6 Shareholders’ participation rights
6.1 Voting right limitation and representation
At the General Meeting of Shareholders, each share carries one vote.
The 428ʼ413 own shares (as at 31 December 2025) held by LLB and its subsidiaries are excluded from voting rights (see section Shares and participation certificates). Beyond that, there are no voting right limitations.
Shareholders may exercise their voting rights either:
- personally;
- by authorising another shareholder with voting rights (written authorisation);
or
- in advance in writing or electronically (postal vote).
The Chairman of the General Meeting of Shareholders shall decide whether the authorisation is valid. A proxy may represent several shareholders and may cast votes differently in respect of different shareholders.
On account of the many different voting possibilities, LLB has decided not to designate an independent proxy in accordance with Art. 18, para. 1 of the statutes.
6.2 Statutory quorum
At the General Meeting of Shareholders, a quorum is present if at least half of the share capital is represented. The Board of Directors can decide to permit shareholders to submit their vote by post or electronically.
In the case of postal voting, the corresponding share capital is regarded as being represented for the purpose of constituting a quorum.
Resolutions and elections are passed by an absolute majority of the votes cast.
If the General Meeting of Shareholders does not have a quorum, a new General Meeting has to be convened within two weeks; it will make decisions irrespective of the number of represented shares, unless otherwise prescribed by laws or statutes.

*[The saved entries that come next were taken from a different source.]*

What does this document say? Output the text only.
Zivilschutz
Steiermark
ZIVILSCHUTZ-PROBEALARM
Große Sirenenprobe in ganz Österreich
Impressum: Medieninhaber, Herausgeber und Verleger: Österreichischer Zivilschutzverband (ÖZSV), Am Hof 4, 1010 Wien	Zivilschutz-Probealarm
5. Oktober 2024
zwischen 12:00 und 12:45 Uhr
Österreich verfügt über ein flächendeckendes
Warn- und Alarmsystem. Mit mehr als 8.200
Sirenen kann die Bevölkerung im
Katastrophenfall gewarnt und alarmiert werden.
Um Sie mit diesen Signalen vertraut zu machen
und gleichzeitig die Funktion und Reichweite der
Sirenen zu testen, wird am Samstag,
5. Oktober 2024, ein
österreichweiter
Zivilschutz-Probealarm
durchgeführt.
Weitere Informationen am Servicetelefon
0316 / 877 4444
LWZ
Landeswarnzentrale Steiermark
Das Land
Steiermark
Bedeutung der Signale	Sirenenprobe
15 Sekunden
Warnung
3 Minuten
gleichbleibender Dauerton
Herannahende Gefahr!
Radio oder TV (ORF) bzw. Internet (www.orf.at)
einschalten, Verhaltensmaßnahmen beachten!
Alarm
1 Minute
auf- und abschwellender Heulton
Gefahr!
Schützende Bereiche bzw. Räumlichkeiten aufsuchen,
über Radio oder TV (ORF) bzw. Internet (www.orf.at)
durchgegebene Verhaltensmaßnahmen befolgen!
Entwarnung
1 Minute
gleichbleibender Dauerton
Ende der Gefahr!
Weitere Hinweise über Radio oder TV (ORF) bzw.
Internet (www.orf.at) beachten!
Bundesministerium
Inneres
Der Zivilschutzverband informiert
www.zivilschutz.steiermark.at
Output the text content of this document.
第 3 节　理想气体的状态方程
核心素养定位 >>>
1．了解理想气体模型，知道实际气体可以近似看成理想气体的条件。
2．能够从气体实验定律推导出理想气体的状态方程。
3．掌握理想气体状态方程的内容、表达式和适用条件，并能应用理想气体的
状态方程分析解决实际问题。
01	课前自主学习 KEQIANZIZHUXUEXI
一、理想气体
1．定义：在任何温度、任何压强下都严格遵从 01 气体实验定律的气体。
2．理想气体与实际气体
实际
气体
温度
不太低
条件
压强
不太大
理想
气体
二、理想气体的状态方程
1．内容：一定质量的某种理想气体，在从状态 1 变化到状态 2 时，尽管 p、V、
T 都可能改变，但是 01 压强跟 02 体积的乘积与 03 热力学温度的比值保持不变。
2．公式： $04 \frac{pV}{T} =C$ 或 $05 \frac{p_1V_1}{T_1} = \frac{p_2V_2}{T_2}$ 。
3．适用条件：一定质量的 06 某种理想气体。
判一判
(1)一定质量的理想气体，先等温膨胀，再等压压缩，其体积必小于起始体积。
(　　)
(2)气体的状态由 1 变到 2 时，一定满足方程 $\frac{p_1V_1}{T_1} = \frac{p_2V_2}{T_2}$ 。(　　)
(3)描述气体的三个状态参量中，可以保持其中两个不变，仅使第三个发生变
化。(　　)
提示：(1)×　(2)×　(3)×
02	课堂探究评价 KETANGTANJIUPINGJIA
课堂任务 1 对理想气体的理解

6.3 Convening of the General Meeting of Shareholders
The Board of Directors convenes an ordinary General Meeting of Shareholders with a period of notice of 30 days. The meeting must be held within five months following the end of a business year.
The invitation is published on the website and, where necessary, in other media and contains all the legally required information including the agenda items and proposals.
An extraordinary General Meeting will be convened:
- if the Board of Directors deems it appropriate;
or
- at the written request of shareholders with at least 10 per cent of the share capital, stating their reasons.
6.4 Agenda
The Board of Directors sets the agenda in accordance with Art. 14 of the statutes.
The General Meeting of Shareholders can only vote on items which are on the agenda (with the exception of convening an extraordinary General Meeting).
Shareholders with not less than 5 per cent of the share capital can request an item be placed on the agenda by tabling a resolution.
Agenda items have to be submitted no later than 21 days prior to the General Meeting. Changes to the agenda items shall be published at least 13 days prior to the date of the General Meeting.
Proposals regarding agenda items:
- can be submitted prior to the General Meeting by shareholders who represent not less than 5 per cent of the share capital;
- during the General Meeting of Shareholders, any shareholder may submit proposals regarding items on the agenda.
6.5 Registration in the company’s share register
LLB has only registered shares in circulation.
Registration as shareholders with voting rights is upon request (see section 2.6.).
In order to participate in the General Meeting of Shareholders, entry in the share register must be made at the latest three working days prior to the date of the General Meeting.
For the General Meeting of Shareholders on 17 April 2026, the deadline for entry in the share register was set at 5 p.m. on 10 April 2026. From 11 to 17 April 2026, no entries will be made in the share register.